Books are dead, we keep hearing: dead, dead, dead. And yet, like zombies that can discourse on both European philosophy and cat health, bookstores continue to shuffle on as vectors of inspiration for some decidedly living people. Adobe Books, near the intersection of 16th and Valencia streets, is one of the best examples. Its walls are lined with used books and a large social networking graph of sorts — a mural of names painted by Amanda Eicher in 2007 that comprises a family tree of artists and authors influenced by Adobe or the Mission School.
Add Orion Shepherd to the tree. The 2006 California College of the Arts grad was already obsessed with vintage books and ephemera before he was asked by curator Devon Bella to show at the bookstore's tiny Backroom Gallery, but the setting fits like a dustjacket. Shepherd paints miniature versions of book covers, album covers, magazines, and pamphlets. He often places them together in groupings that suggest a story. For the Backroom show “I Was a Green Beret,” he combines his love of print and interest in an elite branch of the U.S. Army.
The connection is obvious, at least to the artist. Green Berets, as the movie Rambo: First Blood pointed out, are obsolete. Rambo, Shepherd says, is a man who “used to be something that was very useful in combat, but whose skills aren't useful in a post-Vietnam world.” In a similar vein, Shepherd's interests lean toward “what contemporary society deems irrelevant. I really like collecting stuff. I started with sticks and rocks, then Star Wars action figures, moved on to records, then it was books and magazines, manila envelopes. … I could keep going, but you get the idea.” Shepherd comes by it honestly: His parents are both high school English teachers, he says, and “they have a ton of bookshelves with old paperbacks.”
To complete the analogy, Shepherd offers up the piece that gives the show its title. I Was a Green Beret is a diptych painting of a book jacket that includes a fake author's biography casting the artist himself as a Green Beret. It's the least effective artwork in the show, however, because you have to be in on the joke. The other pieces stand on their own. One of the most visually arresting is The Right Stuff Part I, 2009, a painting of Tom Wolfe's 1979 astronaut potboiler. Set against starry space, the miniature book is angled in perspective like the opening text in the movie Star Wars — a pleasing confluence of pop culture. In the painting The Endless Summer, issues of National Geographic magazine lie scattered on a rag rug alongside a travel brochure by Ima Liar titled Africa on 9¢ a Month, a field-dressing guide for shark attacks, and a malaria manual —a narrative that braces against the “exotic” allure of travel.
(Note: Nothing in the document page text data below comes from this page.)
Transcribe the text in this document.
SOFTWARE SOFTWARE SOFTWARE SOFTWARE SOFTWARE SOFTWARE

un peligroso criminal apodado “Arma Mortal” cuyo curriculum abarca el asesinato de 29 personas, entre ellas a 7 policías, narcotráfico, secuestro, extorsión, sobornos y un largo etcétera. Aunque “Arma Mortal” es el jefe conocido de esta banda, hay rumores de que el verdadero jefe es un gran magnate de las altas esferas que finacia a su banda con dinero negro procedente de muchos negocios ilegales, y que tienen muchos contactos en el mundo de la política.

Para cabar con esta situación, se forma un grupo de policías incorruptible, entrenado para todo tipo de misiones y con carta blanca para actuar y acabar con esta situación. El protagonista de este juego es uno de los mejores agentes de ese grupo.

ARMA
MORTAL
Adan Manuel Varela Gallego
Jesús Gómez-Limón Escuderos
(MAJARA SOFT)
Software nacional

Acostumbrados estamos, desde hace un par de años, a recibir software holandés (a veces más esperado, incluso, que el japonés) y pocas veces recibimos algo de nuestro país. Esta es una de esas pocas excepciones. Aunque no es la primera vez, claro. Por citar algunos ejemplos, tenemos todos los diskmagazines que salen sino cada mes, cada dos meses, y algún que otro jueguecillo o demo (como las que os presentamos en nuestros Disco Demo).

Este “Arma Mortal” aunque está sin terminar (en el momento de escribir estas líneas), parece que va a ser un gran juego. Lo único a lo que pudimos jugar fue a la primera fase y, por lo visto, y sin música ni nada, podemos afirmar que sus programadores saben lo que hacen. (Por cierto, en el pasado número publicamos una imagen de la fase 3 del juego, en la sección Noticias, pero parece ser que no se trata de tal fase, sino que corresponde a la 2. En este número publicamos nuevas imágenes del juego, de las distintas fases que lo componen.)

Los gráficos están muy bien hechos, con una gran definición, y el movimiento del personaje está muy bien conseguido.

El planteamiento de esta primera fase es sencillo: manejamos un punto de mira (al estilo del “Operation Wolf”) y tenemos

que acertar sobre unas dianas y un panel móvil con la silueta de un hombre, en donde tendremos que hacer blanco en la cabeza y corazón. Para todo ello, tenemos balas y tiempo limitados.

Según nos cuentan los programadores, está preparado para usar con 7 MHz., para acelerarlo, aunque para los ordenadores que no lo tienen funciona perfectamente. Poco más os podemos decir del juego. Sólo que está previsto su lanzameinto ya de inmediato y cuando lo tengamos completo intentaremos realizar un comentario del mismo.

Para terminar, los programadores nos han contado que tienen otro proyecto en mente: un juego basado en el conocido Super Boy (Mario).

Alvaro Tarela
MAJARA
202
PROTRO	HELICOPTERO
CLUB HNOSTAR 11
Shepherd's work has a bit of the trompe l'oeil in it, but he paints in a purposefully naive, slightly messy style that reminds the viewer that art — including books, magazines, and music — is a human endeavor. Painting in miniature proves an effective choice for his subject matter. The miniature, like memory, condenses things. This is why miniaturization works as a commemorative form: It reduces objects to precious, bite-sized epitaphs. The irony of this is that while vintage books and ephemera may be considered as obsolete as the Green Beret, they're actually primed, through places like Adobe, to influence a whole new generation — and Shepherd is proof of this.